Mais, derrière l’intrépide Vienna, c’est la mère qui ressurgit. Et sous les « mots suspendus » de la mère « anéantie » par son chagrin d’amour, les mots de la narratrice, qui tente par l’écriture de dénouer/renouer « le fil des histoires perdues ». Celle de la mère et de son amant, « engagé volontaire », « qui partit un beau jour au fond de l’Indochine » et jamais n’en revint. Et celle de l’enfant, « premier témoin, première barrière, première, toujours première et victoire et défaite », qui s’interroge sur elle-même et sur ses origines, voit sa mère se perdre dans « les nuits sans sommeil » de l’Hôtel-Dieu, puis s’enfoncer peu à peu dans une nuit irréversible, sans mémoire et sans âme. C’est à la rencontre de « cette drôle de mère détruite, dans cette chaise en bois blanc, les jambes pendantes dans des pantoufles sales », soumise au bégaiement de mots qui « ne disent plus rien », que la narratrice se confronte, se précipite et tente de sauver son histoire. C'est pour elle, la mère, qu'avec force et passion, elle ressuscite Vienna et Johnny. Pour qu'enfin Johnny revienne sceller avec elle, d'un ultime mensonge, le dialogue interrompu :
Johnny : Dis-moi un mensonge, dis-moi que toutes ces années, tu m'as attendu, dis-le moi.

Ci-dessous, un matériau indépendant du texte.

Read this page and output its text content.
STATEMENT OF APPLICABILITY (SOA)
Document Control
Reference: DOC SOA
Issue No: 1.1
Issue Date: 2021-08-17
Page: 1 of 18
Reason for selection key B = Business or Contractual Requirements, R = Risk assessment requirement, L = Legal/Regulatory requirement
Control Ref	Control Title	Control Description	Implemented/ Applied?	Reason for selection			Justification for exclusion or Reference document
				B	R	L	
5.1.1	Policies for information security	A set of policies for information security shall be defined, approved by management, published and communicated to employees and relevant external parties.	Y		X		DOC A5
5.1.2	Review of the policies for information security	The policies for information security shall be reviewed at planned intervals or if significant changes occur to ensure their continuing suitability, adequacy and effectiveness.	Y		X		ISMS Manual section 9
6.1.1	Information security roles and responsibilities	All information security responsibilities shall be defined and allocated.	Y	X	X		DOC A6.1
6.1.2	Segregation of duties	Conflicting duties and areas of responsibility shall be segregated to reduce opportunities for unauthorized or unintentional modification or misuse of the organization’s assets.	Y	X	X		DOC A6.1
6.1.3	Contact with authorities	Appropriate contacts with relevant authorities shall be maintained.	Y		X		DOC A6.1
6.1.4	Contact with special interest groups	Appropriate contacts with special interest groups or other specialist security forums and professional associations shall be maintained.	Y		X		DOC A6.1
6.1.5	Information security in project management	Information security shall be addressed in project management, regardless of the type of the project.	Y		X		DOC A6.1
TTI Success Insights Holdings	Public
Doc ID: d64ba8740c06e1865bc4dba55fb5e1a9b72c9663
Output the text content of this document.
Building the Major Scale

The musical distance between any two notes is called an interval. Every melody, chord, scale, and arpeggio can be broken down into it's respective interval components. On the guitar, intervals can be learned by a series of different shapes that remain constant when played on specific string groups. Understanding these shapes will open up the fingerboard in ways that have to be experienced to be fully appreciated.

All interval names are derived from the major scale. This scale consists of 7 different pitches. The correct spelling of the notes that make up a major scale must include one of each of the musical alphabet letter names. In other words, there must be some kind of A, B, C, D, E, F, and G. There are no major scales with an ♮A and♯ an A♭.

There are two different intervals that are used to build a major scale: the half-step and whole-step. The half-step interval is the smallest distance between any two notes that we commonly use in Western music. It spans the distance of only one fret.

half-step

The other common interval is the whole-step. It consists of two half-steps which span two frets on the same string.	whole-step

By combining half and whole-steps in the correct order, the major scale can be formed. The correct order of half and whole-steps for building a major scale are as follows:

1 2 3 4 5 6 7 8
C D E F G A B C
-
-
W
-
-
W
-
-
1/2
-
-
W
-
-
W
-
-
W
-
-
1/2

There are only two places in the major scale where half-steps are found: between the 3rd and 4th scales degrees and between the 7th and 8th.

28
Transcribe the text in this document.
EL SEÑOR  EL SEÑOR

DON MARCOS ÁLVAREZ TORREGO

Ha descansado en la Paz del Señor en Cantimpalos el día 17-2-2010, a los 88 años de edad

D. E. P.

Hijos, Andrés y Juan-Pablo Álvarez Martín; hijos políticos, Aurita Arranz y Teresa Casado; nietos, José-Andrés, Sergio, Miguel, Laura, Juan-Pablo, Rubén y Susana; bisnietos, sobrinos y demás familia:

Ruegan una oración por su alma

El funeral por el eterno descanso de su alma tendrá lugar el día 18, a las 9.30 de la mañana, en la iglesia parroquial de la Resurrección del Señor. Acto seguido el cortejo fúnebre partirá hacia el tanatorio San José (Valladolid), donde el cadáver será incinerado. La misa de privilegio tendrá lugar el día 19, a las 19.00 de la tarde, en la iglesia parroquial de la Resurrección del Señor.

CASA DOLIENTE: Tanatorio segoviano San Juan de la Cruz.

Vienna : Toutes ces années, je t'ai attendu.
Johnny : Si je n'étais pas revenu, tu serais morte.
Vienna : Si tu n'étais pas revenu, je serais morte.
Johnny : Pas une seconde, tu n'as cessé de m'aimer.
Vienna : Pas une seconde, je n'ai cessé de t'aimer.
Johnny : Je te remercie.
Peut-être alors, au moment de tourner l'ultime page de ce roman bouleversant, la narratrice a-t-elle enfin rejoint le « point mystérieux » qui préside à l'ouverture de Johnny ? Peut-être va-t-elle pouvoir donner, dans cet équilibre difficile où « tout va basculer », une impulsion nouvelle à son « âme immobile » ? Et transmettre à ses fils, sous les mots brouillés d'une « vieille, immobile, défaite », les mots de force et de tendresse qui l'habitent. L'histoire n'est pas finie, la vie continue, « le point de vue va changer ».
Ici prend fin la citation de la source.